Eat before exercise
Whether you’re exercising to lose weight, get fit or just for fun, it’s important to eat the right foods before a session. Not eating before your workout can result in low blood sugar, leaving you feeling light-headed and tired. As long as you eat the right foods, you can have a successful workout. It’s best to have a little portion and eat 30 minutes before the workout to ensure the protein and carbohydrates have begun to break down (and so you don’t feel nauseous!).
Top 5 foods for before exercise:
- Bananas. They’re known as nature’s power bar, loaded with digestible carbohydrates which provide energy. As well as, being packed with potassium, great for aiding muscle and nerve function. Try eating a banana on its own or chopped it up to have on a slice of wholegrain toast for something different.
- Oats. Oats gradually release carbohydrate into blood stream as they are packed with fiber. This then keeps energy levels consistent during your workout. They’re also filled with vitamin B which converts the carbohydrate to energy. Try your oats with a little yogurt and fruit for a delicious snack.
- Wholegrain bread. Wholegrain bread is a great source of carbohydrate which is your energy source. Add some eggs on top for protein. Poached eggs or scrambled eggs with smoked salmon on wholegrain toast is a personal favourite of ours.

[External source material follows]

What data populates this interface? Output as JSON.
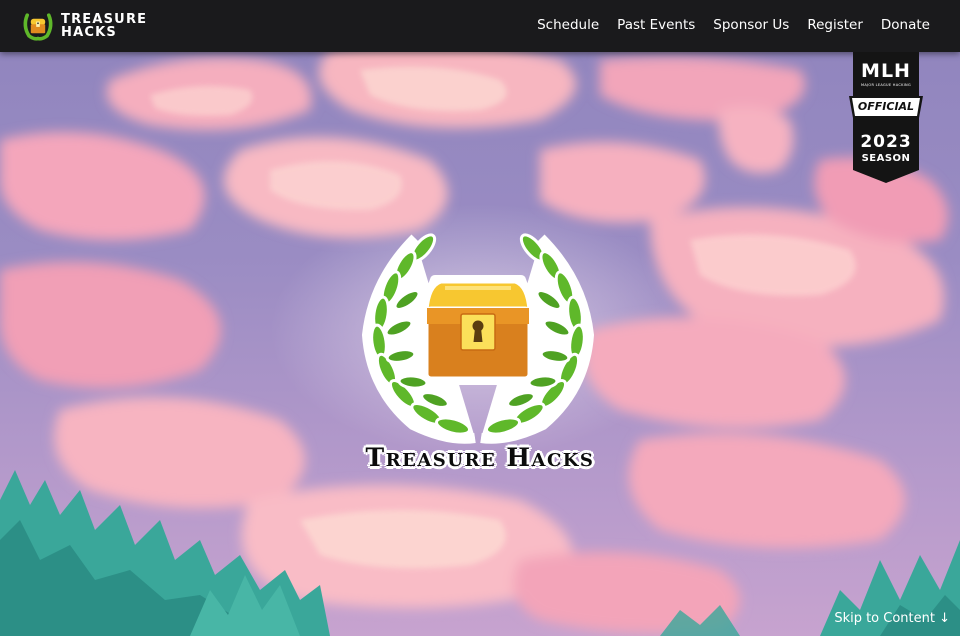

- Fruit and yogurt. Fruit is high in carbohydrates that can break down quickly. Often fruits can be forgotten about, but protein doesn’t break down quick enough for a workout. The protein from the fruit can then be broken down later to prevent muscle damage. Greek yogurt is also packed full of protein and tastes delicious with fruit, you could even add a bit of honey for a little sweetness.
- Apple slices dipped in peanut butter. Packed with protein and carbs this is a delicious snack perfect for on the go!
It’s important to remember that although fruit is healthy, it’s best to eat it whole and not in a smoothie. This is because when the fruit is broken down before eating, the sugar can be more quickly absorbed by the blood. However, a smoothie now and then isn’t the end of the world! The natural sugar from a smoothie, is better than a chocolate bar, just enjoy them in moderation.
We love eating a small pot of fruit (usually red grapes, strawberries and blueberries) with Greek yogurt smothered on top and a drizzle of honey as we like a sweeter taste!